What will Thursday’s performance entail?
I have over 35 acts planned, all artists stemming from the many-branched community I am part of in N.Y.C. I will post a full set-list on my Instagram [below] if you're really curious who. The what will be a lot of different work, I love the idea that most people are only going to come for a snippet of the seven hour day and so there will be all these different experiences of BOOKLUB 10. There are little clumps of artists exploring similar ideas and aesthetics, but all in all it is a very mixed bag, which hopefully in such a public setting means something for everyone.
How do you feel about doing BOOKLUB at MoMA?
I really could never have imagined it would make it to this validating of a context. I'm really glad it can be an event inside of an installation—it doesn't have to stand alone in the museum this way, and we get to bypass a certain amount of usual museum protocol. The people of 8-Ball who started and continue The Newsstand, Lele Saveri in particular, are some of the most supportive and inspiring people in N.Y.C. to me. To be able to be doing something at MoMA within the embrace of that community is really special.
What do you hope viewers will take away from Thursday's performance?

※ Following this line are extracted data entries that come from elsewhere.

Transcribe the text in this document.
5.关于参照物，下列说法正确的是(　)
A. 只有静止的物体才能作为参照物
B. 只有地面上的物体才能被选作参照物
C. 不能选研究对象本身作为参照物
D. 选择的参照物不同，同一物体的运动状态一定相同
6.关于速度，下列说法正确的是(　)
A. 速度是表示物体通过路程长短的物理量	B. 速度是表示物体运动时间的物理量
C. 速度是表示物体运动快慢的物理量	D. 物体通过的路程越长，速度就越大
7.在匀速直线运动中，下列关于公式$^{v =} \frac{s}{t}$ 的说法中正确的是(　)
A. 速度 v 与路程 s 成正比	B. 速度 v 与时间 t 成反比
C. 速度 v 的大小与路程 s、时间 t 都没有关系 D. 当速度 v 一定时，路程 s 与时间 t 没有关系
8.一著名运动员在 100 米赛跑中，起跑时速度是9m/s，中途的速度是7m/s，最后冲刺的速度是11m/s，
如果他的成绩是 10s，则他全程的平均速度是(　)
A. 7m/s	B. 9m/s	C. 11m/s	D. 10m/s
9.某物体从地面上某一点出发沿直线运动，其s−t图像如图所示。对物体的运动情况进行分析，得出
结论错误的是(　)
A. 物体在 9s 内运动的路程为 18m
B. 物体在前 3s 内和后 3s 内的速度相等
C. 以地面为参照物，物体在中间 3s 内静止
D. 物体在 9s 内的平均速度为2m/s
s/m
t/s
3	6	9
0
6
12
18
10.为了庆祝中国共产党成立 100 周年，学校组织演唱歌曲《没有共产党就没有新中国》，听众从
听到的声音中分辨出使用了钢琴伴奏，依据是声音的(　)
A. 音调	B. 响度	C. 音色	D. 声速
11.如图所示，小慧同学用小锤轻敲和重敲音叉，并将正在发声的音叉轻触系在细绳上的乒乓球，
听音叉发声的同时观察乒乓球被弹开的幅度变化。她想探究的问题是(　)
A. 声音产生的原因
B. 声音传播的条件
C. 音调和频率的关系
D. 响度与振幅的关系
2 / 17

That performance art can be digested and enjoyed by the layperson. That it's not the pretentious, scary thing we are told it is. That performance is exciting because it's the only form of art you get to experience as it is being made, by the artist, and that experience is the work. And that whatever your experience of the work is, is totally valid.
What’s your next move?
For now I can only think so far as BOOKLUB 11—I am thinking somewhere outside, when it gets warm.